Garbini on Israel

Je relis un livre fascinant de G. Garbini, History and Ideology in Ancient Israel (1987) dans lequel il dénonce très justement à mon goût l’emprise de la théologie sur l’historiographie moderne quelle qu’elle soit quand il s’agit de la Bible. Ici ou là, je remarque cependant plusieurs mots ou phrases qui n’ont pas raison d’être: “Jewish scholars…”: pourquoi pas “scholars” tout court? Les savants juifs n’ont-ils pas été à la pointe de la critique historique pour ce qui est de la Bible, en commençant par Spinoza? La rédaction finale de la Bible n’a pu se faire que très tard—après l’exil, et même beaucoup plus tard—, et les premiers documents de type annales qui s’attachent à décrire les événements du début du premier millénaire font déjà une réinterprétation et un choix dictés par les besoins politiques de la maison royale. On ne peut donc leur faire confiance comme le voudraient la grande majorité des historiens spécialistes de la période.
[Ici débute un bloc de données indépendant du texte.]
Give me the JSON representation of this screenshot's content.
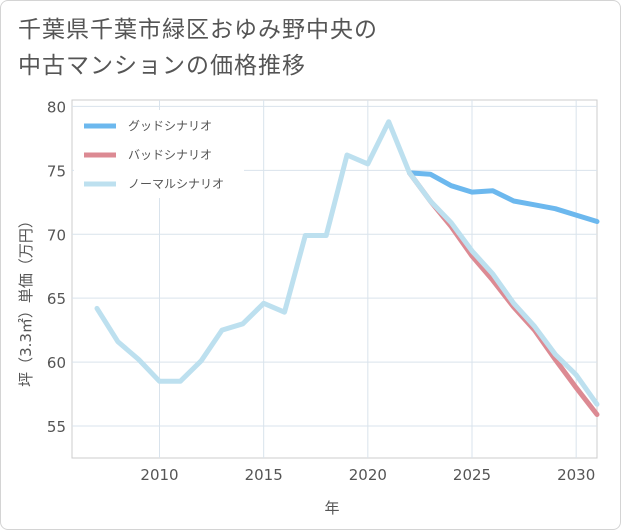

C’est dans le creuset de l’exil qu’Israël a réinterprété son “histoire”, ou plutôt se l’est constituée (se l’est inventée, comme le dit d’autre manière Mario Liverani dans son Israel’s history and the history of Israel, 2005), réemployant par exemple le mythe babylonien de création, sous sa forme très tardive, comme point de départ de sa propre histoire…. etc…. L’extraordinaire à mes yeux est à quel point les Hébreux, d’Israël et de Judée (mais ce sont déjà les Juifs, constitués comme tels déjà sous les Perses et plus encore sous les Grecs) ont développé les traits monothéistes de leur religion. On sera alors tenté d’en attribuer l’origine aux influences perses, et de diminuer l’importance des prophètes. N’est-ce pas E. Meyer qui proposait déjà cela il y a plus d’un siècle? Que fait Garbini des prophètes du VIIIe s.? Réponse: il ne les élimine pas, admet que le mouvement vers le monothéisme, un hénothéisme d’abord, a été commencé en partie par eux… Il est curieusement peu critique quand il s’agit de la littérature prophétique.